So the other night I’m down at the local pizza joint watching a dust storm blow through the area, turning the whole world outside the windows a foggy brown kind of color. I’m sipping a Pinot Grigio served by a bartender clearly disinterested in any kind of friendly banter or chit-chat, and the MLB Network on the TV is showing yet another YES Network game where it’s just another embarrassing tribute to everything Derek Jeter: who cares what the score might be, there’s Derek talking to a teammate, there’s Derek belching, there’s Derek laughing at something his teammate said, there’s Derek striking out. I mean, it’s all pretty pathetic.

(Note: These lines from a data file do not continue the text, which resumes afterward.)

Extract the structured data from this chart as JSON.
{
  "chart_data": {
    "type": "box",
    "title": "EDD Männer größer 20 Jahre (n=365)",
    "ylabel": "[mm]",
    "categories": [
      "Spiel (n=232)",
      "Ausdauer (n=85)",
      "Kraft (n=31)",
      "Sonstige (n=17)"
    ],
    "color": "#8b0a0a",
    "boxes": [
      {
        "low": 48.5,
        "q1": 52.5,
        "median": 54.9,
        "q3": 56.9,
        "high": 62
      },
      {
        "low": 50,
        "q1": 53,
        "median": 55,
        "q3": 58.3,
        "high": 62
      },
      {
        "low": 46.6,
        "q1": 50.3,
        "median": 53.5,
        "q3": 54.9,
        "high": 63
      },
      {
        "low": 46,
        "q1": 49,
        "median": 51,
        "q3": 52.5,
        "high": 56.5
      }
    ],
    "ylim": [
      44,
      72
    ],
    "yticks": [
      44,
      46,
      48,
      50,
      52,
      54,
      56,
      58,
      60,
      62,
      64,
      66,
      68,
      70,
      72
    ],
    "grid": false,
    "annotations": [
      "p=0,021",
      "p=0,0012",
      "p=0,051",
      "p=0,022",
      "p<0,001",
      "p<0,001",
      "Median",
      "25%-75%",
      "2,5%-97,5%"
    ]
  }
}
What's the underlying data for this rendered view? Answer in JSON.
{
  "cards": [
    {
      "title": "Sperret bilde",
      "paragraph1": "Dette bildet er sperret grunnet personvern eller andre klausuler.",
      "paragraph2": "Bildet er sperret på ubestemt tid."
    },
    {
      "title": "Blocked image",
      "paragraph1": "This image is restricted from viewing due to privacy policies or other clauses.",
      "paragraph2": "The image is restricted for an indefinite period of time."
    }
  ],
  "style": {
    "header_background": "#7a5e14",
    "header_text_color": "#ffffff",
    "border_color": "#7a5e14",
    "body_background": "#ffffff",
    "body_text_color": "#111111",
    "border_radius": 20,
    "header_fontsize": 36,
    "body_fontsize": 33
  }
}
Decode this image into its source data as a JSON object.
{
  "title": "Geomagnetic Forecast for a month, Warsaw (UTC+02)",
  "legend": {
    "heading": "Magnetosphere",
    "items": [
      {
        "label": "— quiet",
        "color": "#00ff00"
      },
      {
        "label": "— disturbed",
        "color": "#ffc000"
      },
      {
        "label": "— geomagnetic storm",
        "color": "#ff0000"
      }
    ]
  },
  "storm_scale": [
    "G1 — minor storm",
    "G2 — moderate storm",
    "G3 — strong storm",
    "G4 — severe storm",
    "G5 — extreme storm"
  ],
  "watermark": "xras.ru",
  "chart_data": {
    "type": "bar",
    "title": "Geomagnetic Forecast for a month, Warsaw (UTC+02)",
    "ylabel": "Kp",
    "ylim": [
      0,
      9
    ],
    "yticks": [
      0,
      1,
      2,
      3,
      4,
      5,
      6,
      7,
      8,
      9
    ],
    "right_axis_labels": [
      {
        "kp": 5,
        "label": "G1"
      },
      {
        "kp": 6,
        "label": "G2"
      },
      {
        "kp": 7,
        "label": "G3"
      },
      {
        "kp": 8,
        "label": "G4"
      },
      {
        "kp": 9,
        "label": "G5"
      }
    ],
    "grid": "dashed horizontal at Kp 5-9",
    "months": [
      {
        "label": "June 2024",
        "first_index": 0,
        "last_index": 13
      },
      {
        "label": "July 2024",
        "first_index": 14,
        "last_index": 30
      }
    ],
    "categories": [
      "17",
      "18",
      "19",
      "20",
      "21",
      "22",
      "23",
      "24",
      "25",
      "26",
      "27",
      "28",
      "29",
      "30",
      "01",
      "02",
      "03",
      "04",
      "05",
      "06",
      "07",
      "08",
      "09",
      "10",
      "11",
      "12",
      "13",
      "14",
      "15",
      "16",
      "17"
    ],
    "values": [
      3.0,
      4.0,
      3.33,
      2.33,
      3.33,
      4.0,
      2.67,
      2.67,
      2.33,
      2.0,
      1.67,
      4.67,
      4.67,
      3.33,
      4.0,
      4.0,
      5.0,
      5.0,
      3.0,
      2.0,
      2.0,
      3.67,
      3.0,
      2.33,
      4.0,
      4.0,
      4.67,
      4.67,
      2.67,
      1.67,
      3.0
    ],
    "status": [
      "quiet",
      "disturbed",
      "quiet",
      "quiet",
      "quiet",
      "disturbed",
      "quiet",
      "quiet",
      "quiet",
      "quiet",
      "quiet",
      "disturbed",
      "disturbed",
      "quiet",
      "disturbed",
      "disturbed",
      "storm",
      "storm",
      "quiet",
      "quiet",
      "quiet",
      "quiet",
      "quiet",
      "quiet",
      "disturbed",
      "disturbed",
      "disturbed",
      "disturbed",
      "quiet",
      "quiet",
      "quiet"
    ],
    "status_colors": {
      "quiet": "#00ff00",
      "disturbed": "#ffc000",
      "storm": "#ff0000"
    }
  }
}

But the music being played is something else altogether. Every tune is from 1970, and every tune transports me back in time to time and place as only music can. The Delfonics’ “Didn’t I (Blow Your Mind This Time)” comes on, and all of a sudden I’m not in the dusty Phoenix East Valley waiting for hot wings and the salmon special, but down in the cellar of my old house in Tewksbury, playing pool with my grandfather, and walking down icy winter streets to see my old friend Paul Porcella.
Three things immediately come to mind: 1) how old I am, recalling memories from music more than four decades’ old; 2) the incredibly transcendent power of music that can lift you from one place to another in a New York minute (thankfully without Derek Jeter’s mug!), and 3) how black music used to be so melodic and positive. Call me racist if you want, but there’s little about urban black music these days that seems either positive or worth listening to. The Delfonics and others from their era (The Spinners, The Chi-Lites, Harold Melvin and The Bluenotes, all of “The Sound Of Philadelphia” groups are just a few that come to mind).
The only point worth making is that times have changed.
and this is the reason the 60’s channel on Sirius is my favorite.
Comment by Jana — July 28, 2014 @ 5:57 am
The 70s channel is pretty good as well. I also like Margaritaville and the Elvis channel (that is, when I’m not listening to PGA Tour radio!).
Comment by The Great White Shank — July 28, 2014 @ 7:55 pm
I like Classic Rock, Margaritaville as well as the 70’s one…sometimes I listen to The Joint.
Comment by Jana — July 29, 2014 @ 3:10 pm
I’m more of a Classic Rock guy, but you’re spot on about so much of the black sound of the 60s and 70s, though I lean more to Motown than the Philly sound.